Alabama’s Supreme Court Revives Electronic Bingo Lawsuits

The Alabama Supreme Court has sided with the state and asked for a restart of previously dismissed lawsuits by the state against Lowndes County and Macon County electronic gambling casinos.

Alabama Supreme Court Restarts Wrongfully Dismissed Lawsuits against Casinos

Electronic gambling casinos are coming under the cross-hair of the law once again. On Friday, the Alabama Supreme Court ruled that judges in Lowndes County and Macon County have wrongfully dismissed the lawsuits aimed at shutting down the gambling properties in each county.

According to the Supreme Court, the lawsuits filed by Attorney General Steve Marshall back in 2017 must continue. At the time, Marshall argued that electronic bingo games at Victoryland and other casino properties were operating illegal slot machines and had to be suspended immediately.

However, Marshall’s lawsuit was met with a snag when it reached circuit court judges in Lowndes and Macon, with both courts dismissing the lawsuits at the behest of defendants. At the time, the courts motivated their decision with the lack of action against the Poarch Band of Greek Indians casinos in Wetumpka and Montgomery.

More importantly, the courts held hearings at the request of defendants but didn’t offer the same opportunities to the state to deliver arguments for why the lawsuits were necessary in the first place.

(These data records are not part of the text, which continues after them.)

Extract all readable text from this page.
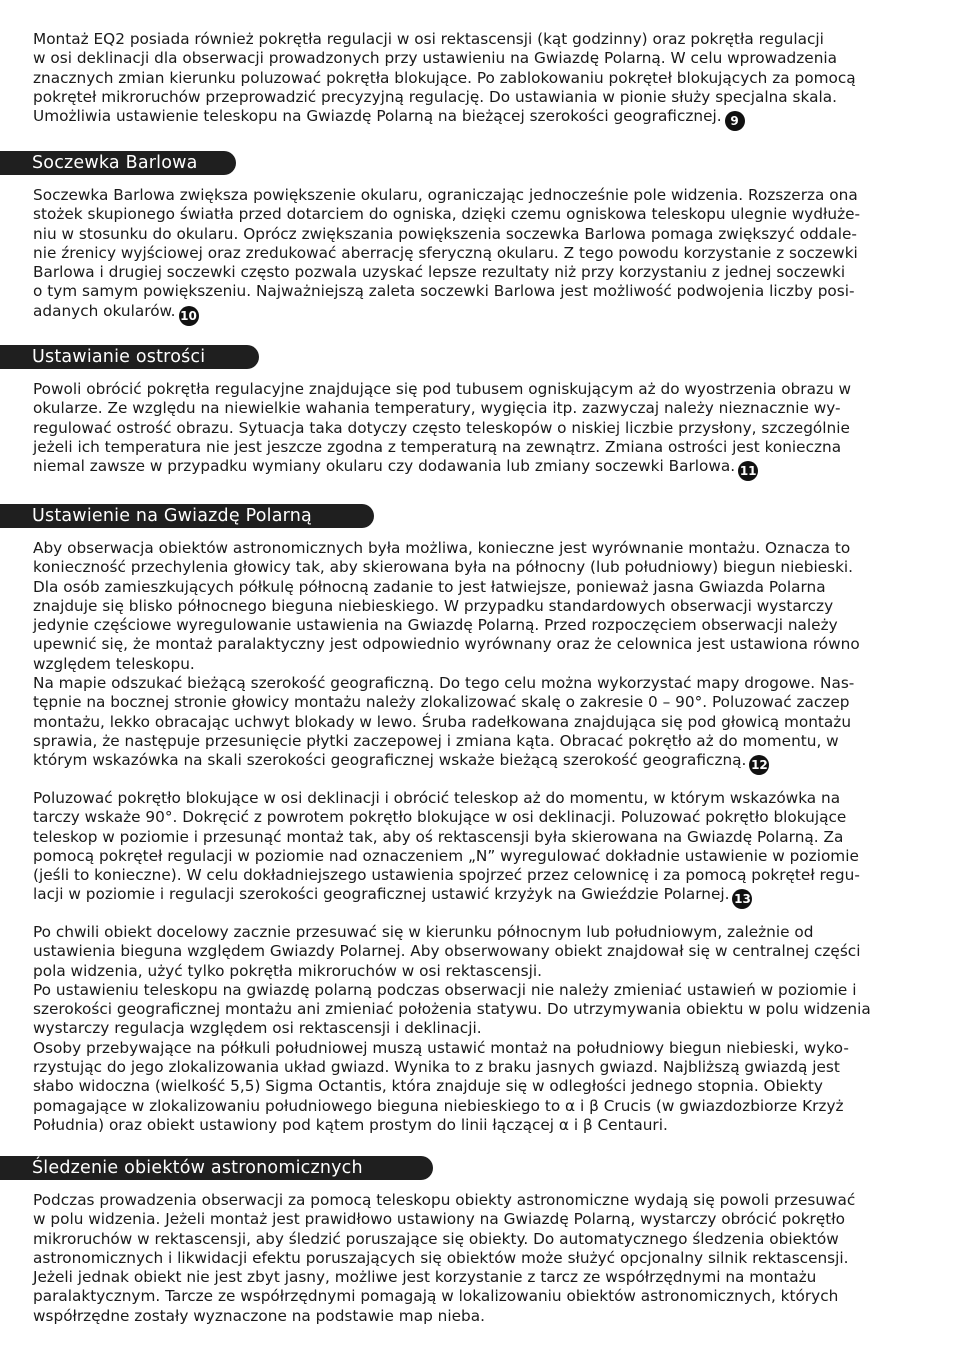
Montaż EQ2 posiada również pokrętła regulacji w osi rektascensji (kąt godzinny) oraz pokrętła regulacji
w osi deklinacji dla obserwacji prowadzonych przy ustawieniu na Gwiazdę Polarną. W celu wprowadzenia
znacznych zmian kierunku poluzować pokrętła blokujące. Po zablokowaniu pokręteł blokujących za pomocą
pokręteł mikroruchów przeprowadzić precyzyjną regulację. Do ustawiania w pionie służy specjalna skala.
Umożliwia ustawienie teleskopu na Gwiazdę Polarną na bieżącej szerokości geograficznej. 9
Soczewka Barlowa
Soczewka Barlowa zwiększa powiększenie okularu, ograniczając jednocześnie pole widzenia. Rozszerza ona
stożek skupionego światła przed dotarciem do ogniska, dzięki czemu ogniskowa teleskopu ulegnie wydłuże-
niu w stosunku do okularu. Oprócz zwiększania powiększenia soczewka Barlowa pomaga zwiększyć oddale-
nie źrenicy wyjściowej oraz zredukować aberrację sferyczną okularu. Z tego powodu korzystanie z soczewki
Barlowa i drugiej soczewki często pozwala uzyskać lepsze rezultaty niż przy korzystaniu z jednej soczewki
o tym samym powiększeniu. Najważniejszą zaleta soczewki Barlowa jest możliwość podwojenia liczby posi-
adanych okularów. 10
Ustawianie ostrości
Powoli obrócić pokrętła regulacyjne znajdujące się pod tubusem ogniskującym aż do wyostrzenia obrazu w
okularze. Ze względu na niewielkie wahania temperatury, wygięcia itp. zazwyczaj należy nieznacznie wy-
regulować ostrość obrazu. Sytuacja taka dotyczy często teleskopów o niskiej liczbie przysłony, szczególnie
jeżeli ich temperatura nie jest jeszcze zgodna z temperaturą na zewnątrz. Zmiana ostrości jest konieczna
niemal zawsze w przypadku wymiany okularu czy dodawania lub zmiany soczewki Barlowa. 11
Ustawienie na Gwiazdę Polarną
Aby obserwacja obiektów astronomicznych była możliwa, konieczne jest wyrównanie montażu. Oznacza to
konieczność przechylenia głowicy tak, aby skierowana była na północny (lub południowy) biegun niebieski.
Dla osób zamieszkujących półkulę północną zadanie to jest łatwiejsze, ponieważ jasna Gwiazda Polarna
znajduje się blisko północnego bieguna niebieskiego. W przypadku standardowych obserwacji wystarczy
jedynie częściowe wyregulowanie ustawienia na Gwiazdę Polarną. Przed rozpoczęciem obserwacji należy
upewnić się, że montaż paralaktyczny jest odpowiednio wyrównany oraz że celownica jest ustawiona równo
względem teleskopu.
Na mapie odszukać bieżącą szerokość geograficzną. Do tego celu można wykorzystać mapy drogowe. Nas-
tępnie na bocznej stronie głowicy montażu należy zlokalizować skalę o zakresie 0 – 90°. Poluzować zaczep
montażu, lekko obracając uchwyt blokady w lewo. Śruba radełkowana znajdująca się pod głowicą montażu
sprawia, że następuje przesunięcie płytki zaczepowej i zmiana kąta. Obracać pokrętło aż do momentu, w
którym wskazówka na skali szerokości geograficznej wskaże bieżącą szerokość geograficzną. 12
Poluzować pokrętło blokujące w osi deklinacji i obrócić teleskop aż do momentu, w którym wskazówka na
tarczy wskaże 90°. Dokręcić z powrotem pokrętło blokujące w osi deklinacji. Poluzować pokrętło blokujące
teleskop w poziomie i przesunąć montaż tak, aby oś rektascensji była skierowana na Gwiazdę Polarną. Za
pomocą pokręteł regulacji w poziomie nad oznaczeniem „N” wyregulować dokładnie ustawienie w poziomie
(jeśli to konieczne). W celu dokładniejszego ustawienia spojrzeć przez celownicę i za pomocą pokręteł regu-
lacji w poziomie i regulacji szerokości geograficznej ustawić krzyżyk na Gwieździe Polarnej. 13
Po chwili obiekt docelowy zacznie przesuwać się w kierunku północnym lub południowym, zależnie od
ustawienia bieguna względem Gwiazdy Polarnej. Aby obserwowany obiekt znajdował się w centralnej części
pola widzenia, użyć tylko pokrętła mikroruchów w osi rektascensji.
Po ustawieniu teleskopu na gwiazdę polarną podczas obserwacji nie należy zmieniać ustawień w poziomie i
szerokości geograficznej montażu ani zmieniać położenia statywu. Do utrzymywania obiektu w polu widzenia
wystarczy regulacja względem osi rektascensji i deklinacji.
Osoby przebywające na półkuli południowej muszą ustawić montaż na południowy biegun niebieski, wyko-
rzystując do jego zlokalizowania układ gwiazd. Wynika to z braku jasnych gwiazd. Najbliższą gwiazdą jest
słabo widoczna (wielkość 5,5) Sigma Octantis, która znajduje się w odległości jednego stopnia. Obiekty
pomagające w zlokalizowaniu południowego bieguna niebieskiego to α i β Crucis (w gwiazdozbiorze Krzyż
Południa) oraz obiekt ustawiony pod kątem prostym do linii łączącej α i β Centauri.
Śledzenie obiektów astronomicznych
Podczas prowadzenia obserwacji za pomocą teleskopu obiekty astronomiczne wydają się powoli przesuwać
w polu widzenia. Jeżeli montaż jest prawidłowo ustawiony na Gwiazdę Polarną, wystarczy obrócić pokrętło
mikroruchów w rektascensji, aby śledzić poruszające się obiekty. Do automatycznego śledzenia obiektów
astronomicznych i likwidacji efektu poruszających się obiektów może służyć opcjonalny silnik rektascensji.
Jeżeli jednak obiekt nie jest zbyt jasny, możliwe jest korzystanie z tarcz ze współrzędnymi na montażu
paralaktycznym. Tarcze ze współrzędnymi pomagają w lokalizowaniu obiektów astronomicznych, których
współrzędne zostały wyznaczone na podstawie map nieba.
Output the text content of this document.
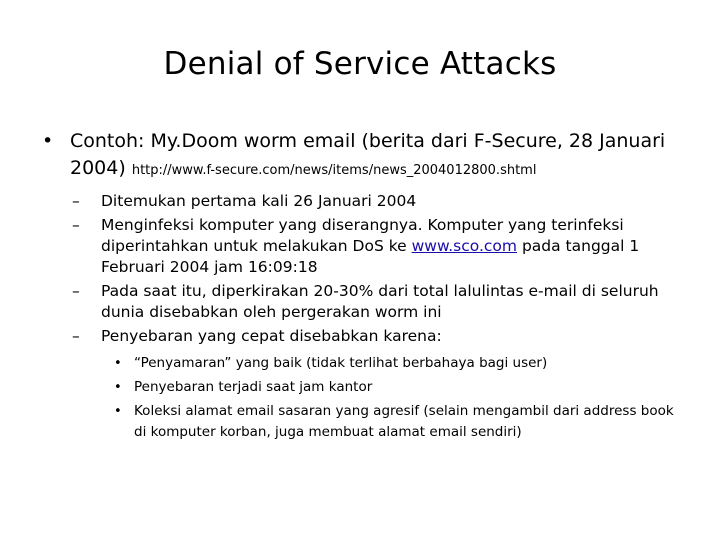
Denial of Service Attacks
• Contoh: My.Doom worm email (berita dari F-Secure, 28 Januari 2004) http://www.f-secure.com/news/items/news_2004012800.shtml
– Ditemukan pertama kali 26 Januari 2004
– Menginfeksi komputer yang diserangnya. Komputer yang terinfeksi diperintahkan untuk melakukan DoS ke www.sco.com pada tanggal 1 Februari 2004 jam 16:09:18
– Pada saat itu, diperkirakan 20-30% dari total lalulintas e-mail di seluruh dunia disebabkan oleh pergerakan worm ini
– Penyebaran yang cepat disebabkan karena:
• “Penyamaran” yang baik (tidak terlihat berbahaya bagi user)
• Penyebaran terjadi saat jam kantor
• Koleksi alamat email sasaran yang agresif (selain mengambil dari address book di komputer korban, juga membuat alamat email sendiri)
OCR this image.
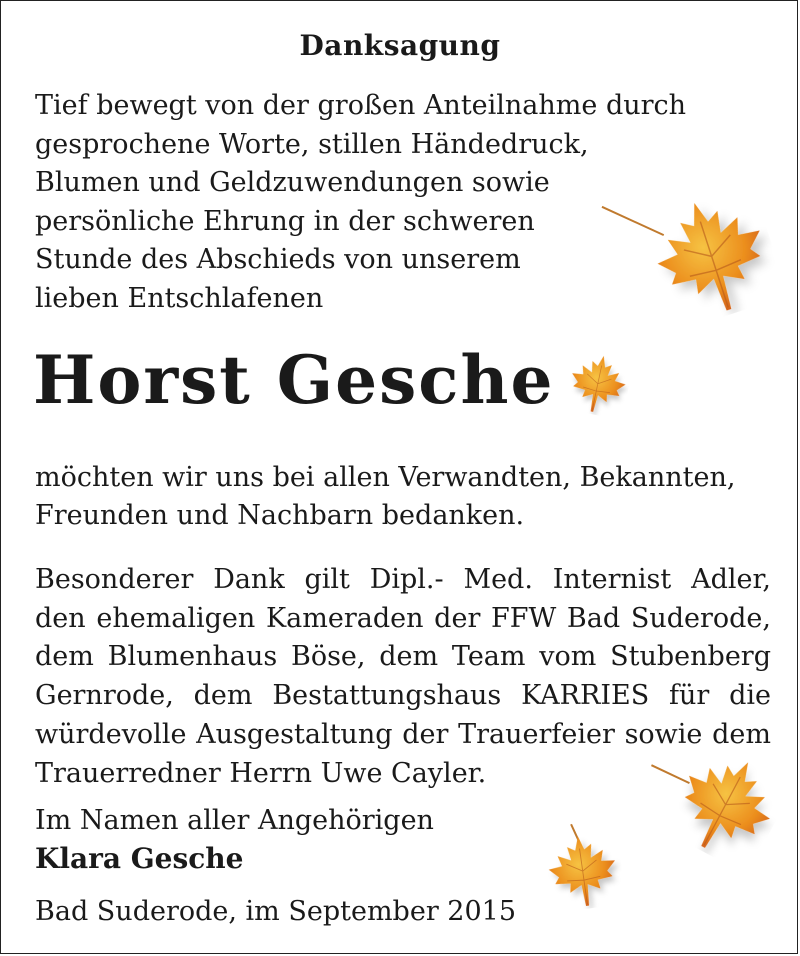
Danksagung
Tief bewegt von der großen Anteilnahme durch
gesprochene Worte, stillen Händedruck,
Blumen und Geldzuwendungen sowie
persönliche Ehrung in der schweren
Stunde des Abschieds von unserem
lieben Entschlafenen
Horst Gesche
möchten wir uns bei allen Verwandten, Bekannten,
Freunden und Nachbarn bedanken.
Besonderer Dank gilt Dipl.- Med. Internist Adler,
den ehemaligen Kameraden der FFW Bad Suderode,
dem Blumenhaus Böse, dem Team vom Stubenberg
Gernrode, dem Bestattungshaus KARRIES für die
würdevolle Ausgestaltung der Trauerfeier sowie dem
Trauerredner Herrn Uwe Cayler.
Im Namen aller Angehörigen
Klara Gesche
Bad Suderode, im September 2015
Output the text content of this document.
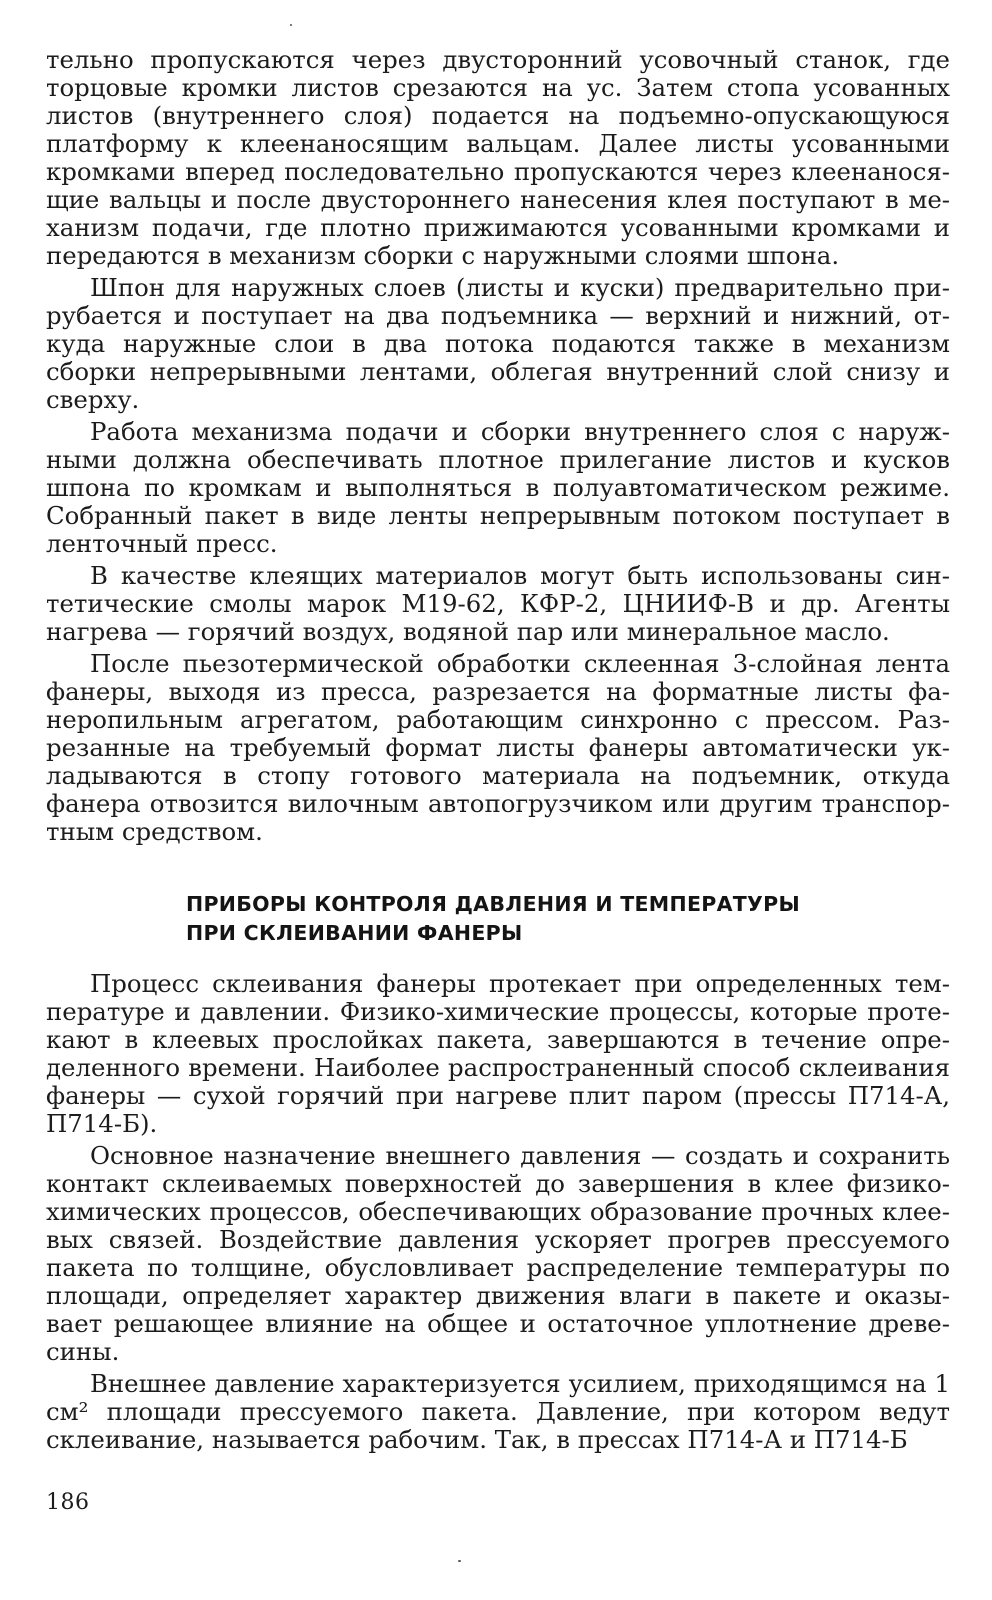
тельно пропускаются через двусторонний усовочный станок, где торцовые кромки листов срезаются на ус. Затем стопа усованных листов (внутреннего слоя) подается на подъемно-опускающуюся платформу к клеенаносящим вальцам. Далее листы усованными кромками вперед последовательно пропускаются через клеенаносящие вальцы и после двустороннего нанесения клея поступают в механизм подачи, где плотно прижимаются усованными кромками и передаются в механизм сборки с наружными слоями шпона.

Шпон для наружных слоев (листы и куски) предварительно прирубается и поступает на два подъемника — верхний и нижний, откуда наружные слои в два потока подаются также в механизм сборки непрерывными лентами, облегая внутренний слой снизу и сверху.

Работа механизма подачи и сборки внутреннего слоя с наружными должна обеспечивать плотное прилегание листов и кусков шпона по кромкам и выполняться в полуавтоматическом режиме. Собранный пакет в виде ленты непрерывным потоком поступает в ленточный пресс.

В качестве клеящих материалов могут быть использованы синтетические смолы марок М19-62, КФР-2, ЦНИИФ-В и др. Агенты нагрева — горячий воздух, водяной пар или минеральное масло.

После пьезотермической обработки склеенная 3-слойная лента фанеры, выходя из пресса, разрезается на форматные листы фанеропильным агрегатом, работающим синхронно с прессом. Разрезанные на требуемый формат листы фанеры автоматически укладываются в стопу готового материала на подъемник, откуда фанера отвозится вилочным автопогрузчиком или другим транспортным средством.

ПРИБОРЫ КОНТРОЛЯ ДАВЛЕНИЯ И ТЕМПЕРАТУРЫ
ПРИ СКЛЕИВАНИИ ФАНЕРЫ

Процесс склеивания фанеры протекает при определенных температуре и давлении. Физико-химические процессы, которые протекают в клеевых прослойках пакета, завершаются в течение определенного времени. Наиболее распространенный способ склеивания фанеры — сухой горячий при нагреве плит паром (прессы П714-А, П714-Б).

Основное назначение внешнего давления — создать и сохранить контакт склеиваемых поверхностей до завершения в клее физикохимических процессов, обеспечивающих образование прочных клеевых связей. Воздействие давления ускоряет прогрев прессуемого пакета по толщине, обусловливает распределение температуры по площади, определяет характер движения влаги в пакете и оказывает решающее влияние на общее и остаточное уплотнение древесины.

Внешнее давление характеризуется усилием, приходящимся на 1 см² площади прессуемого пакета. Давление, при котором ведут склеивание, называется рабочим. Так, в прессах П714-А и П714-Б

186
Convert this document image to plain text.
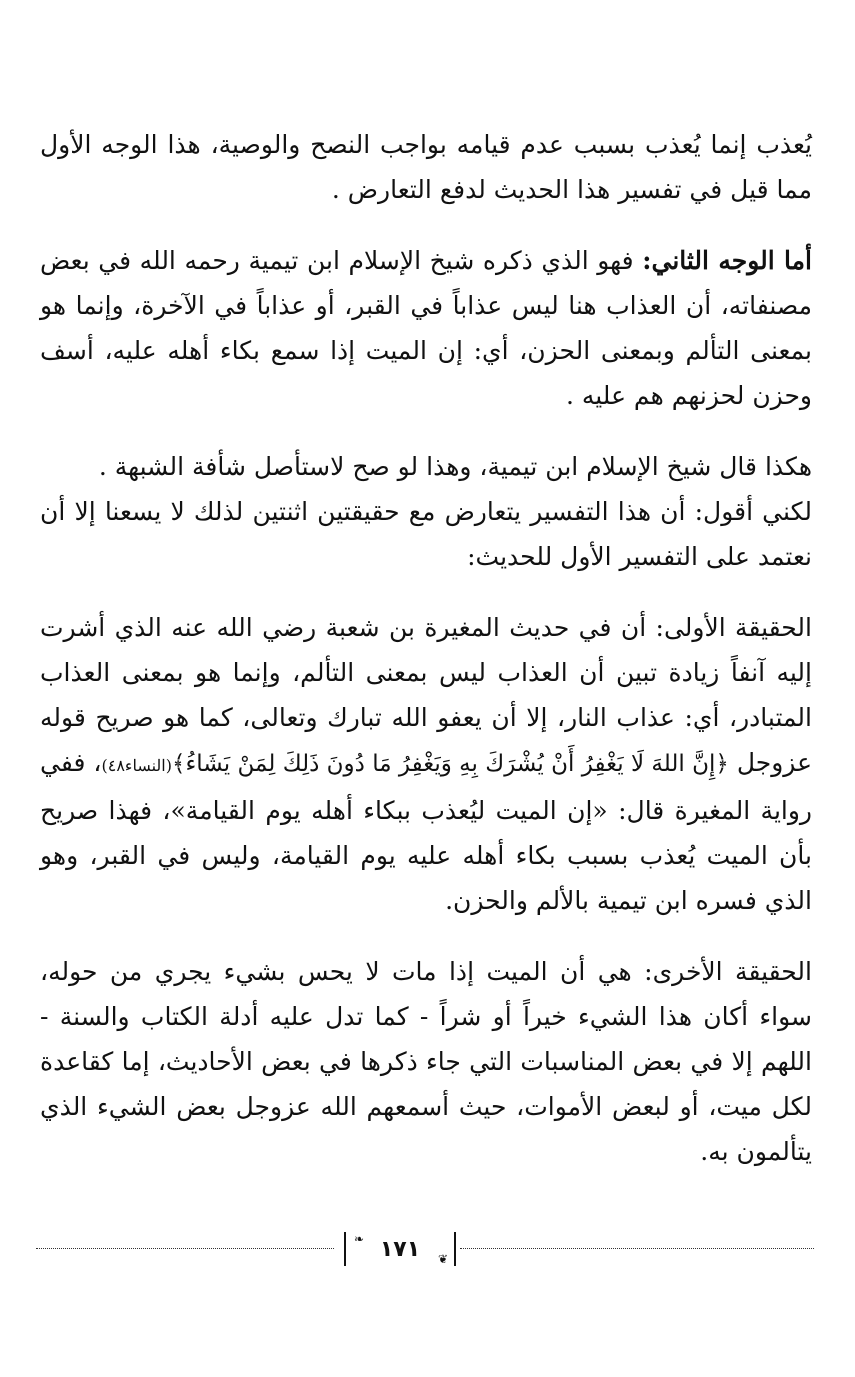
يُعذب إنما يُعذب بسبب عدم قيامه بواجب النصح والوصية، هذا الوجه الأول مما قيل في تفسير هذا الحديث لدفع التعارض .

أما الوجه الثاني: فهو الذي ذكره شيخ الإسلام ابن تيمية رحمه الله في بعض مصنفاته، أن العذاب هنا ليس عذاباً في القبر، أو عذاباً في الآخرة، وإنما هو بمعنى التألم وبمعنى الحزن، أي: إن الميت إذا سمع بكاء أهله عليه، أسف وحزن لحزنهم هم عليه .

هكذا قال شيخ الإسلام ابن تيمية، وهذا لو صح لاستأصل شأفة الشبهة .

لكني أقول: أن هذا التفسير يتعارض مع حقيقتين اثنتين لذلك لا يسعنا إلا أن نعتمد على التفسير الأول للحديث:

الحقيقة الأولى: أن في حديث المغيرة بن شعبة رضي الله عنه الذي أشرت إليه آنفاً زيادة تبين أن العذاب ليس بمعنى التألم، وإنما هو بمعنى العذاب المتبادر، أي: عذاب النار، إلا أن يعفو الله تبارك وتعالى، كما هو صريح قوله عزوجل ﴿إِنَّ اللهَ لَا يَغْفِرُ أَنْ يُشْرَكَ بِهِ وَيَغْفِرُ مَا دُونَ ذَلِكَ لِمَنْ يَشَاءُ﴾(النساء٤٨)، ففي رواية المغيرة قال: «إن الميت ليُعذب ببكاء أهله يوم القيامة»، فهذا صريح بأن الميت يُعذب بسبب بكاء أهله عليه يوم القيامة، وليس في القبر، وهو الذي فسره ابن تيمية بالألم والحزن.

الحقيقة الأخرى: هي أن الميت إذا مات لا يحس بشيء يجري من حوله، سواء أكان هذا الشيء خيراً أو شراً - كما تدل عليه أدلة الكتاب والسنة - اللهم إلا في بعض المناسبات التي جاء ذكرها في بعض الأحاديث، إما كقاعدة لكل ميت، أو لبعض الأموات، حيث أسمعهم الله عزوجل بعض الشيء الذي يتألمون به.

❧ ١٧١ ❦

What’s Next for Casinos in Alabama and How Would They Be Affected?

According to Victoryland attorney Joe Espy, the state will now have the opportunity to argue its case in court, but that won’t affect the operations of casinos immediately. He explained that the previous decision to dismiss the state’s case without a hearing had prompted the Supreme Court to reverse that decision.

“The case at some point will be set for further hearings, and then we’ll proceed,” Espy added. Counties with approved video bingo amendments and the states have been litigating for years.

The state argues that electronic bingo machines are reminiscent of video slots, and they are, in fact, video slots and should be treated as such by law. According to sources, the Alabama Supreme Court unofficially sides with the state’s view of electronic bingo.

Are Poarch Creeks’ Casinos a Public Nuisance?

However, opponents to the state’s decision have argued that it was wrongful of lawmakers to try and dismiss video bingo as slots since the state was selectively omitting Poarch Creeks’ casinos in the lawsuit.

Nevertheless, the Supreme Court argued that there was no need for the state to bring up the same charges against the Poarch Creeks-owned casinos.

Interestingly, Marshall’s predecessor, Attorney General Luther Strange, did bring a case against the tribal operators in 2013, arguing that they were a “public nuisance.” Strange argued that the casinos were providing the public with slots machines in the form of electronic bingo.

His case was dismissed in 2015 but then renewed in 2019. Meanwhile, Marshall has proven adamant in his resolve to suspend what he considers illegal operations. Here is what he added:

“For too long, these individuals, businesses, and even elected officials have flagrantly violated Alabama’s laws. Today’s ruling by the Alabama Supreme Court is an important victory for the rule of law.  We will now move forward to uphold the State’s laws and provide justice for the people of Alabama.”

It all points that Marshall will look to quickly revive the lawsuits and bring them to court where a new round of hearings will be set. At the same time, Alabama is planning an expansion of its existing gambling framework.